Premium Market Analysis, Trader Education, Software and Trading Strategies

Quantitative trading, Trading Strategies

Are Historical Data Prior to 2009 Obsolete for Developing Trading Systems?

I investigate the validity of claims that data prior to 2009 are obsolete for the purpose of trading system development. It is shown that a high proportion of profitable price patterns in more recent daily data maintain their profitability in past data. The results are statistically significant and the claim of prior data obsolescence can be rejected for the conditions of this particular study.

Are historical data prior to 2009 obsolete? As posed, this question is too broad. After all, data is data, and the more data that is available the better it should be in principle when developing trading systems because they are exposed to a wider spectrum of market conditions. However, not all agree with this idea. For example, Dr. Ernie Chan thinks that “we should not use any data prior to 2009 for most analysis” (See ref. 1 below).  This view should be expected as different traders have different objectives. It could be the case that for some systems price series dynamics have changed to the extent that using old data makes impossible proper development. Usually, the following reasons are listed by those who claim that data prior to 2000 are obsolete:

  • Decimalization of stocks in April of 2001
  • Regulation NMS in 2007
  • Changes in uptick rules
  • Emergence of HFT

The above are valid reasons for not using data before 2000 or 2009 for certain classes of trading strategies. As a matter of fact for my daily calculations of the P-Dow indicator, which by the way has generated some interesting signals recently, I do not use data for Dow stocks prior to 2000. The reason for that is that the signals of this indicator are of short-term nature, maximum 2 to 3 days. Using data prior to 2000, even after detrending is applied, makes the results of this indicator too conservative towards the long side.

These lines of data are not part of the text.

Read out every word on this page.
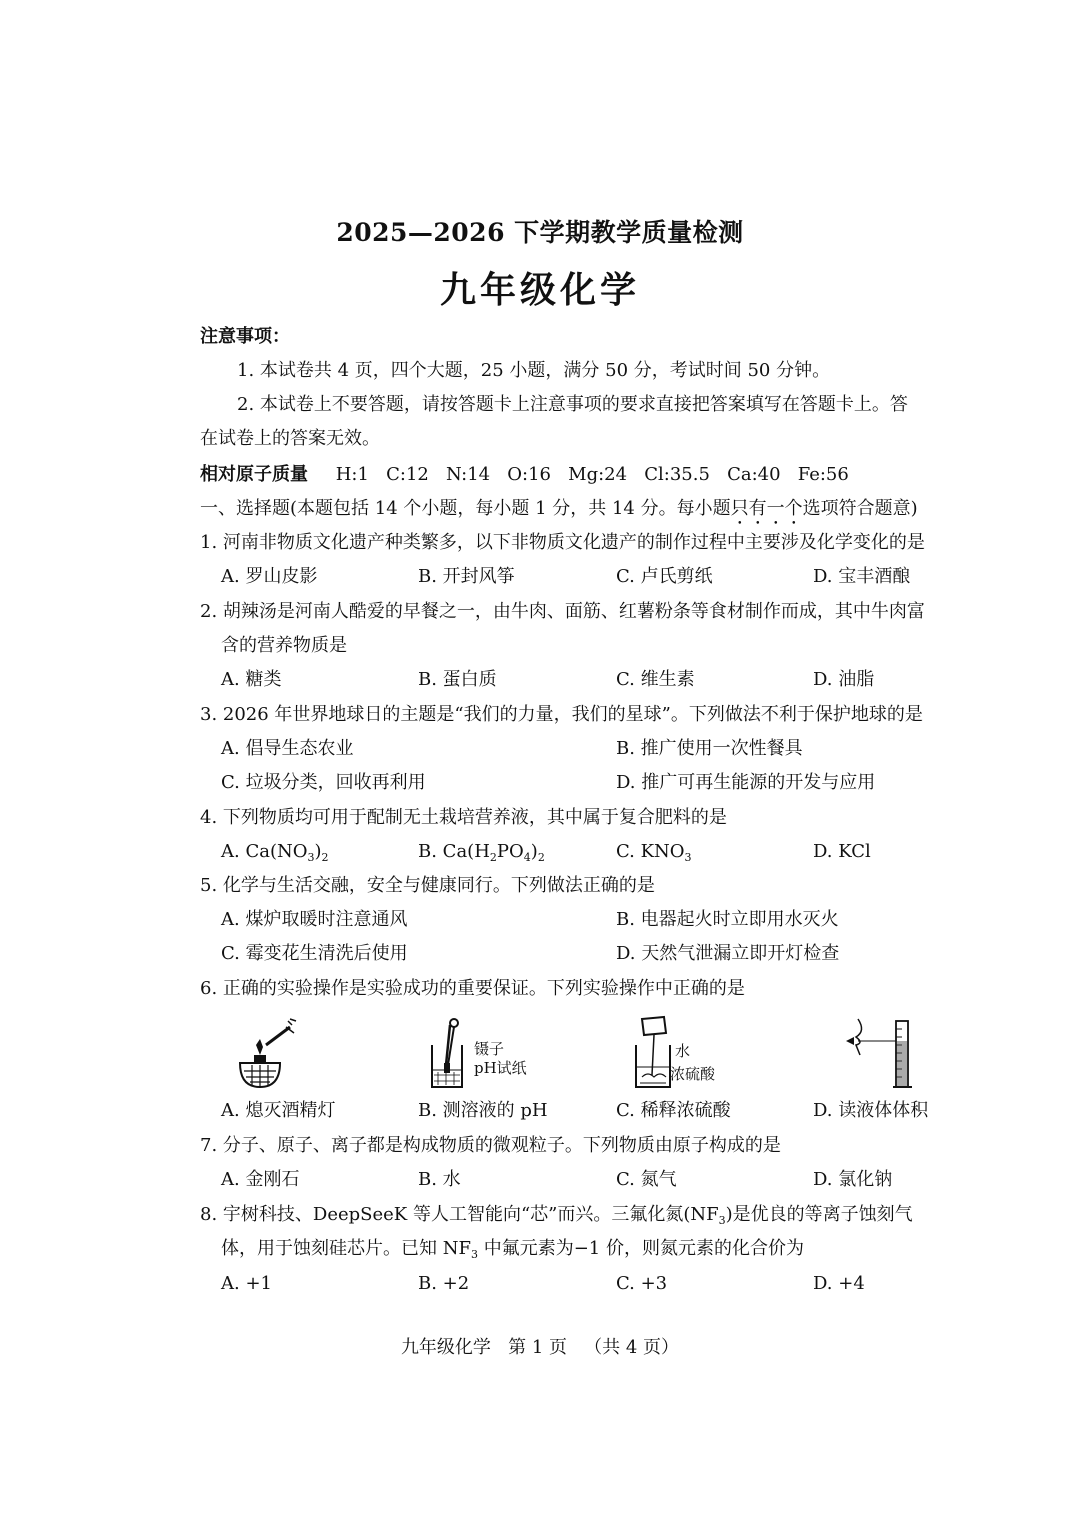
2025—2026 下学期教学质量检测
九年级化学
注意事项：
1. 本试卷共 4 页，四个大题，25 小题，满分 50 分，考试时间 50 分钟。
2. 本试卷上不要答题，请按答题卡上注意事项的要求直接把答案填写在答题卡上。答
在试卷上的答案无效。
相对原子质量 H:1   C:12   N:14   O:16   Mg:24   Cl:35.5   Ca:40   Fe:56
一、选择题(本题包括 14 个小题，每小题 1 分，共 14 分。每小题只有一个选项符合题意)
1. 河南非物质文化遗产种类繁多，以下非物质文化遗产的制作过程中主要涉及化学变化的是
A. 罗山皮影	B. 开封风筝	C. 卢氏剪纸	D. 宝丰酒酿
2. 胡辣汤是河南人酷爱的早餐之一，由牛肉、面筋、红薯粉条等食材制作而成，其中牛肉富
含的营养物质是
A. 糖类	B. 蛋白质	C. 维生素	D. 油脂
3. 2026 年世界地球日的主题是“我们的力量，我们的星球”。下列做法不利于保护地球的是
A. 倡导生态农业	B. 推广使用一次性餐具
C. 垃圾分类，回收再利用	D. 推广可再生能源的开发与应用
4. 下列物质均可用于配制无土栽培营养液，其中属于复合肥料的是
A. $Ca(NO_3)_2$	B. $Ca(H_2PO_4)_2$	C. $KNO_3$	D. KCl
5. 化学与生活交融，安全与健康同行。下列做法正确的是
A. 煤炉取暖时注意通风	B. 电器起火时立即用水灭火
C. 霉变花生清洗后使用	D. 天然气泄漏立即开灯检查
6. 正确的实验操作是实验成功的重要保证。下列实验操作中正确的是
镊子
pH试纸
水
浓硫酸
A. 熄灭酒精灯	B. 测溶液的 pH	C. 稀释浓硫酸	D. 读液体体积
7. 分子、原子、离子都是构成物质的微观粒子。下列物质由原子构成的是
A. 金刚石	B. 水	C. 氮气	D. 氯化钠
8. 宇树科技、DeepSeeK 等人工智能向“芯”而兴。三氟化氮$(NF_3)$是优良的等离子蚀刻气
体，用于蚀刻硅芯片。已知 $NF_3$ 中氟元素为−1 价，则氮元素的化合价为
A. +1	B. +2	C. +3	D. +4
九年级化学   第 1 页   （共 4 页）
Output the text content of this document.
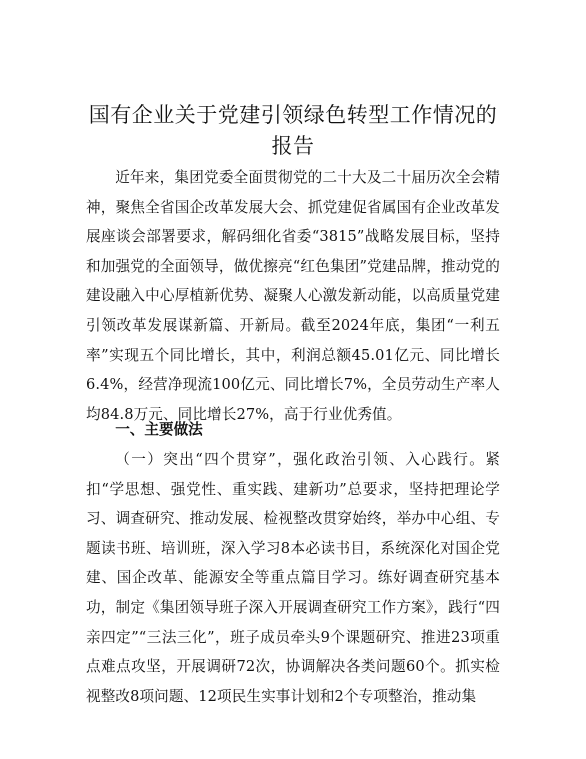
国有企业关于党建引领绿色转型工作情况的报告

近年来，集团党委全面贯彻党的二十大及二十届历次全会精神，聚焦全省国企改革发展大会、抓党建促省属国有企业改革发展座谈会部署要求，解码细化省委“3815”战略发展目标，坚持和加强党的全面领导，做优擦亮“红色集团”党建品牌，推动党的建设融入中心厚植新优势、凝聚人心激发新动能，以高质量党建引领改革发展谋新篇、开新局。截至2024年底，集团“一利五率”实现五个同比增长，其中，利润总额45.01亿元、同比增长6.4%，经营净现流100亿元、同比增长7%，全员劳动生产率人均84.8万元、同比增长27%，高于行业优秀值。

一、主要做法

（一）突出“四个贯穿”，强化政治引领、入心践行。紧扣“学思想、强党性、重实践、建新功”总要求，坚持把理论学习、调查研究、推动发展、检视整改贯穿始终，举办中心组、专题读书班、培训班，深入学习8本必读书目，系统深化对国企党建、国企改革、能源安全等重点篇目学习。练好调查研究基本功，制定《集团领导班子深入开展调查研究工作方案》，践行“四亲四定”“三法三化”，班子成员牵头9个课题研究、推进23项重点难点攻坚，开展调研72次，协调解决各类问题60个。抓实检视整改8项问题、12项民生实事计划和2个专项整治，推动集
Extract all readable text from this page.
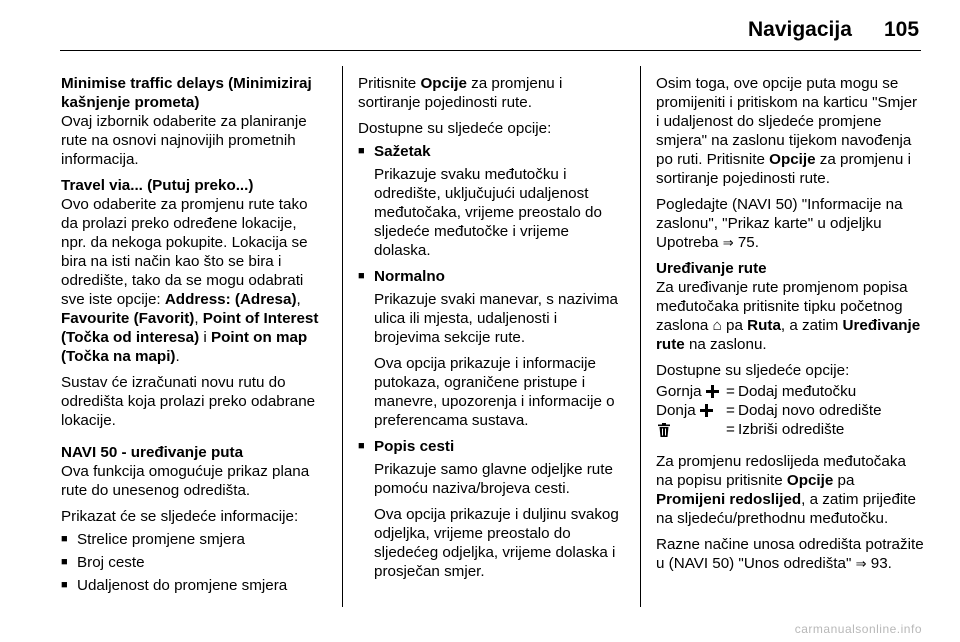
Navigacija 105

Minimise traffic delays (Minimiziraj kašnjenje prometa)

Ovaj izbornik odaberite za planiranje rute na osnovi najnovijih prometnih informacija.

Travel via... (Putuj preko...)

Ovo odaberite za promjenu rute tako da prolazi preko određene lokacije, npr. da nekoga pokupite. Lokacija se bira na isti način kao što se bira i odredište, tako da se mogu odabrati sve iste opcije: Address: (Adresa), Favourite (Favorit), Point of Interest (Točka od interesa) i Point on map (Točka na mapi).

Sustav će izračunati novu rutu do odredišta koja prolazi preko odabrane lokacije.

NAVI 50 - uređivanje puta

Ova funkcija omogućuje prikaz plana rute do unesenog odredišta.

Prikazat će se sljedeće informacije:

■ Strelice promjene smjera
■ Broj ceste
■ Udaljenost do promjene smjera

Pritisnite Opcije za promjenu i sortiranje pojedinosti rute.

Dostupne su sljedeće opcije:

■ Sažetak
Prikazuje svaku međutočku i odredište, uključujući udaljenost međutočaka, vrijeme preostalo do sljedeće međutočke i vrijeme dolaska.
■ Normalno
Prikazuje svaki manevar, s nazivima ulica ili mjesta, udaljenosti i brojevima sekcije rute.
Ova opcija prikazuje i informacije putokaza, ograničene pristupe i manevre, upozorenja i informacije o preferencama sustava.
■ Popis cesti
Prikazuje samo glavne odjeljke rute pomoću naziva/brojeva cesti.
Ova opcija prikazuje i duljinu svakog odjeljka, vrijeme preostalo do sljedećeg odjeljka, vrijeme dolaska i prosječan smjer.

Osim toga, ove opcije puta mogu se promijeniti i pritiskom na karticu "Smjer i udaljenost do sljedeće promjene smjera" na zaslonu tijekom navođenja po ruti. Pritisnite Opcije za promjenu i sortiranje pojedinosti rute.

Pogledajte (NAVI 50) "Informacije na zaslonu", "Prikaz karte" u odjeljku Upotreba ⇒ 75.

Uređivanje rute

Za uređivanje rute promjenom popisa međutočaka pritisnite tipku početnog zaslona ⌂ pa Ruta, a zatim Uređivanje rute na zaslonu.

Dostupne su sljedeće opcije:

Gornja = Dodaj međutočku
Donja = Dodaj novo odredište
= Izbriši odredište

Za promjenu redoslijeda međutočaka na popisu pritisnite Opcije pa Promijeni redoslijed, a zatim prijeđite na sljedeću/prethodnu međutočku.

Razne načine unosa odredišta potražite u (NAVI 50) "Unos odredišta" ⇒ 93.

carmanualsonline.info
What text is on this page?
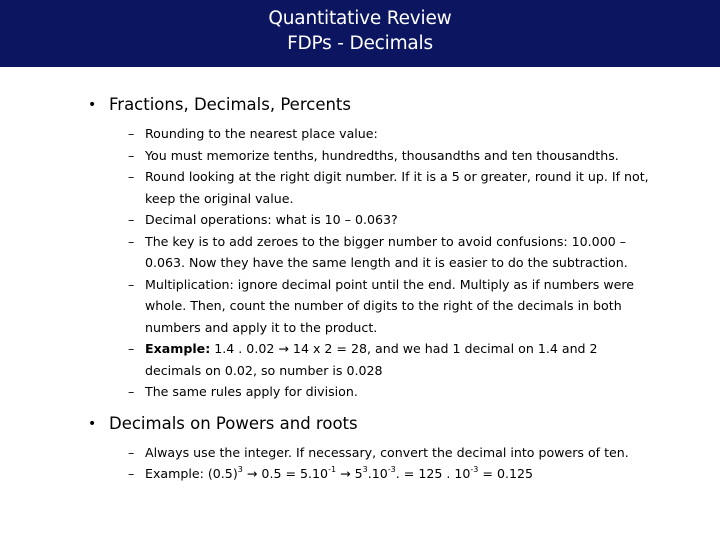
Quantitative Review
FDPs - Decimals
• Fractions, Decimals, Percents
– Rounding to the nearest place value:
– You must memorize tenths, hundredths, thousandths and ten thousandths.
– Round looking at the right digit number. If it is a 5 or greater, round it up. If not, keep the original value.
– Decimal operations: what is 10 – 0.063?
– The key is to add zeroes to the bigger number to avoid confusions: 10.000 – 0.063. Now they have the same length and it is easier to do the subtraction.
– Multiplication: ignore decimal point until the end. Multiply as if numbers were whole. Then, count the number of digits to the right of the decimals in both numbers and apply it to the product.
– Example: 1.4 . 0.02 → 14 x 2 = 28, and we had 1 decimal on 1.4 and 2 decimals on 0.02, so number is 0.028
– The same rules apply for division.
• Decimals on Powers and roots
– Always use the integer. If necessary, convert the decimal into powers of ten.
– Example: $(0.5)^3 \to 0.5 = 5.10^{-1} \to 5^3.10^{-3}$. = 125 . $10^{-3} = 0.125$
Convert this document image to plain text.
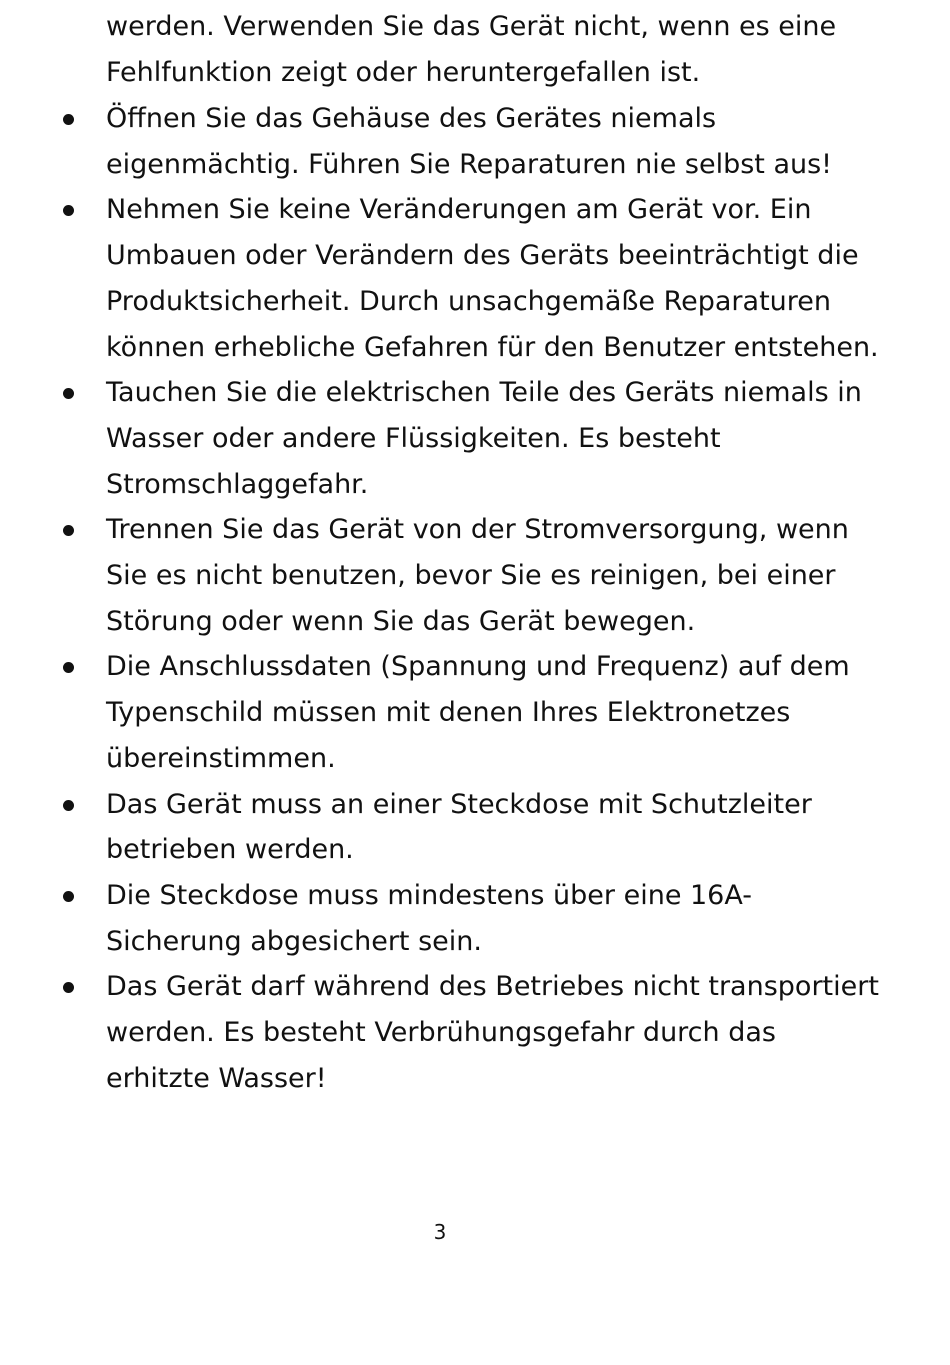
werden. Verwenden Sie das Gerät nicht, wenn es eine Fehlfunktion zeigt oder heruntergefallen ist.

Öffnen Sie das Gehäuse des Gerätes niemals eigenmächtig. Führen Sie Reparaturen nie selbst aus!
Nehmen Sie keine Veränderungen am Gerät vor. Ein Umbauen oder Verändern des Geräts beeinträchtigt die Produktsicherheit. Durch unsachgemäße Reparaturen können erhebliche Gefahren für den Benutzer entstehen.
Tauchen Sie die elektrischen Teile des Geräts niemals in Wasser oder andere Flüssigkeiten. Es besteht Stromschlaggefahr.
Trennen Sie das Gerät von der Stromversorgung, wenn Sie es nicht benutzen, bevor Sie es reinigen, bei einer Störung oder wenn Sie das Gerät bewegen.
Die Anschlussdaten (Spannung und Frequenz) auf dem Typenschild müssen mit denen Ihres Elektronetzes übereinstimmen.
Das Gerät muss an einer Steckdose mit Schutzleiter betrieben werden.
Die Steckdose muss mindestens über eine 16A-Sicherung abgesichert sein.
Das Gerät darf während des Betriebes nicht transportiert werden. Es besteht Verbrühungsgefahr durch das erhitzte Wasser!

3
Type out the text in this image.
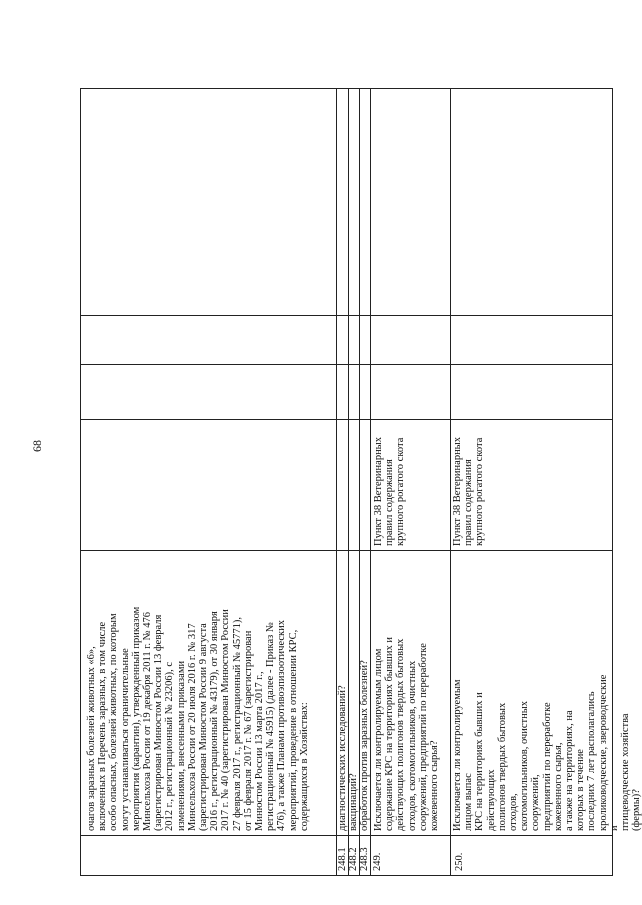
68
очагов заразных болезней животных «6»,
включенных в Перечень заразных, в том числе
особо опасных, болезней животных, по которым
могут устанавливаться ограничительные
мероприятия (карантин), утвержденный приказом
Минсельхоза России от 19 декабря 2011 г. № 476
(зарегистрирован Минюстом России 13 февраля
2012 г., регистрационный № 23206), с
изменениями, внесенными приказами
Минсельхоза России от 20 июля 2016 г. № 317
(зарегистрирован Минюстом России 9 августа
2016 г., регистрационный № 43179), от 30 января
2017 г. № 40 (зарегистрирован Минюстом России
27 февраля 2017 г., регистрационный № 45771),
от 15 февраля 2017 г. № 67 (зарегистрирован
Минюстом России 13 марта 2017 г.,
регистрационный № 45915) (далее - Приказ №
476), а также Планами противоэпизоотических
мероприятий, проведение в отношении КРС,
содержащихся в Хозяйствах:
248.1
диагностических исследований?
248.2
вакцинаций?
248.3
обработок против заразных болезней?
249.
Исключается ли контролируемым лицом
содержание КРС на территориях бывших и
действующих полигонов твердых бытовых
отходов, скотомогильников, очистных
сооружений, предприятий по переработке
кожевенного сырья?
Пункт 38 Ветеринарных
правил содержания
крупного рогатого скота
250.
Исключается ли контролируемым лицом выпас
КРС на территориях бывших и действующих
полигонов твердых бытовых отходов,
скотомогильников, очистных сооружений,
предприятий по переработке кожевенного сырья,
а также на территориях, на которых в течение
последних 7 лет располагались
кролиководческие, звероводческие и
птицеводческие хозяйства (фермы)?
Пункт 38 Ветеринарных
правил содержания
крупного рогатого скота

It is quite possible that many intraday strategies, including scalping, pairs trading, momentum, as well as some other arbitrage strategies, on both intraday and daily data may have been affected by the changes listed above to the extent that data prior to 2009 or 2000 are obsolete. However, the spectrum of trading strategies is quite broad. Since I concentrate in this blog on parameter-less price patterns, the objective is to investigate whether these changes have caused profitable price patterns to emerge recently that were not profitable in data prior to 2009. The study will concentrate on SPY data.

SPY price series analysis

SPY data from inception (01/29/1993) to 07/02/2015 are split in an in-sample from 01/02/2009 to 07/02/2015 and an out-of-sample from 01/29/1993 to 12/31/2008. Note that the in-sample and out-of-sample are reversed in order and size as compared to normal practice: the in-sample is more recent data and the out-of-sample covers an older time period. Also, normally the out-of-sample is 1/3 of available data but in this case it is about 5/7 of available data.

The two samples with relevant statistics are shown below (Click to enlarge)

SPY_1993to2008

01/29/1993 – 21/31/2008 Click to enlarge

SPY_2009to20150702

01/02/2009 – 07/02/2015 Click to enlarge

The analysis shows charts of closing prices during the specified time periods and histograms of daily arithmetic returns. Statistics for both daily arithmetic returns and first differences are provided. Note that the mean of daily arithmetic returns is about double for the in-sample but the standard deviation is about the same. This means that a twice as high return on the average is realized in the in-sample as compared to the out-of-sample (old data) at about the same risk. Is this difference significant enough to claim that there was a major shift in market dynamics?

A statistical test (two-tailed T-test) shows that the null hypothesis of no difference between the two means of arithmetic returns cannot be rejected since the p-value is 0.37. However, one can also look at a more empirical measure, which is the percentage of arithmetic returns that fall inside a two-standard deviation band. In the case of the out-of-sample, 95.31% of returns fall within -2.4% and +2.47%. In the case of the in-sample, and although it visually looks very different, 94.13% of the returns fall within -2.16% and 2.29%. The difference is not significant although the two price series appear to have different dynamics. It is true that during the in-sample there is less risk and higher reward but not to a degree that one can claim that dynamics have changed. Again, let us remember that this analysis applies only to SPY daily data.

In-sample price patterns

I used Price Action Lab to identify profitable short-term price patterns in the in-sample. Note that we are not interested in developing a trading system, as was done in this blog for example where it was already shown that patterns from the out-of-sample perform well in the in-sample (same samples but reversed in that study).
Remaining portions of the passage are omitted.